September 24th, 2003, 02:30 PM
"Seeing" a variable in one block from another
I'm trying to use a variable that exists in one function, so that I can display it continously to the screen in a display function. Trouble is, because it's local, I can't see it anywhere else in the program. I've tried declaring it at the top so it's global, but I just get a value of 0.0 instead of a continously changing value. Anyone know how to do this? Thanks, ben
September 24th, 2003, 02:57 PM
If you declare a variable at the top of the file outside of any function, then yes it should be visible to all the functions in that file.
Unless a function has a local variable by the same name. In that case, the local variable will "hide" the global variable.
int x; // global variable
x = 2; // changes the global variable
int x; // local variable; hides the global
x = 42; // changes local variable, not the global.
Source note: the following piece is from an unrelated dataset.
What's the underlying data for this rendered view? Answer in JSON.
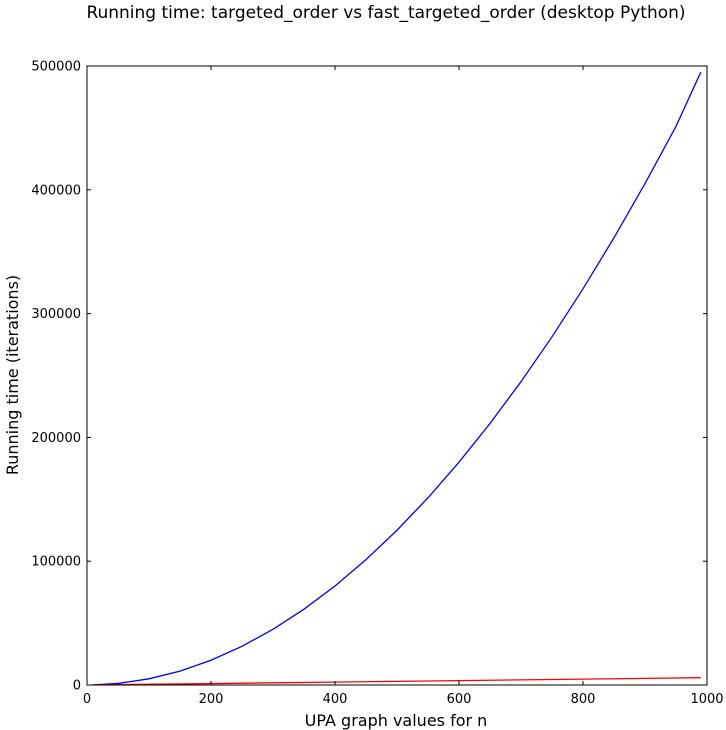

printf("x == %d\n",x); // prints "x == 2"
September 24th, 2003, 04:41 PM
Ah, got ya. So is there any way I can see the changes that are taking place in one function in another function?
September 24th, 2003, 04:52 PM
Local variables are not only 'invisible' outside of the function, they do not exist. Local variables are stored on the stack (or in registers where the compiler performs optimizations); when the function returns, the stack pointer is restored to the position before the function was called, or the registers are re-used.
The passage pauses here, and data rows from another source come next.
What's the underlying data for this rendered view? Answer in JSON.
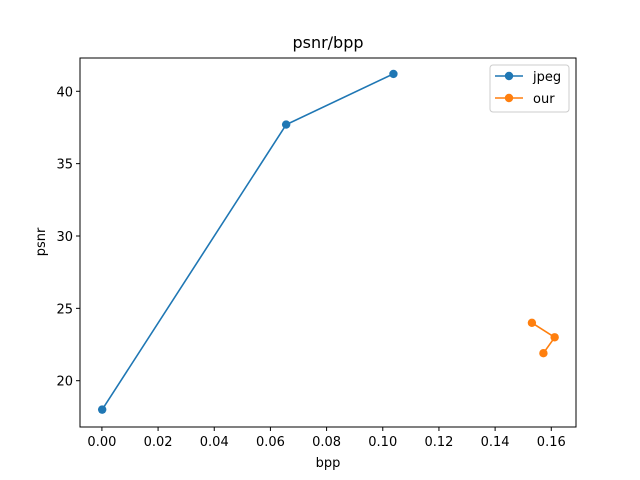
{
  "chart_data": {
    "type": "line",
    "title": "psnr/bpp",
    "xlabel": "bpp",
    "ylabel": "psnr",
    "xlim": [
      -0.0078,
      0.1688
    ],
    "ylim": [
      16.8,
      42.3
    ],
    "xticks": [
      0.0,
      0.02,
      0.04,
      0.06,
      0.08,
      0.1,
      0.12,
      0.14,
      0.16
    ],
    "xtick_labels": [
      "0.00",
      "0.02",
      "0.04",
      "0.06",
      "0.08",
      "0.10",
      "0.12",
      "0.14",
      "0.16"
    ],
    "yticks": [
      20,
      25,
      30,
      35,
      40
    ],
    "ytick_labels": [
      "20",
      "25",
      "30",
      "35",
      "40"
    ],
    "grid": false,
    "legend_position": "top-right",
    "series": [
      {
        "name": "jpeg",
        "color": "#1f77b4",
        "marker": "circle",
        "x": [
          0.0001,
          0.0656,
          0.1038
        ],
        "y": [
          18.0,
          37.7,
          41.2
        ]
      },
      {
        "name": "our",
        "color": "#ff7f0e",
        "marker": "circle",
        "x": [
          0.1531,
          0.1612,
          0.1572
        ],
        "y": [
          24.0,
          23.0,
          21.9
        ]
      }
    ]
  }
}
This is true unless the variable declaration uses the static qualifier, or you are writing a multithreaded app. and the function never exits (by looping indefinately). Unless you are writing a multithreaded application, the value of the variable cannot change unless the function is invoked, in this case, all you need do is return the value, or a pointer to the variable from the function, or get the function to copy its value to some global data.
In C++ you could use a member variable, and either make it public (not recommended), or private and add an access function (better).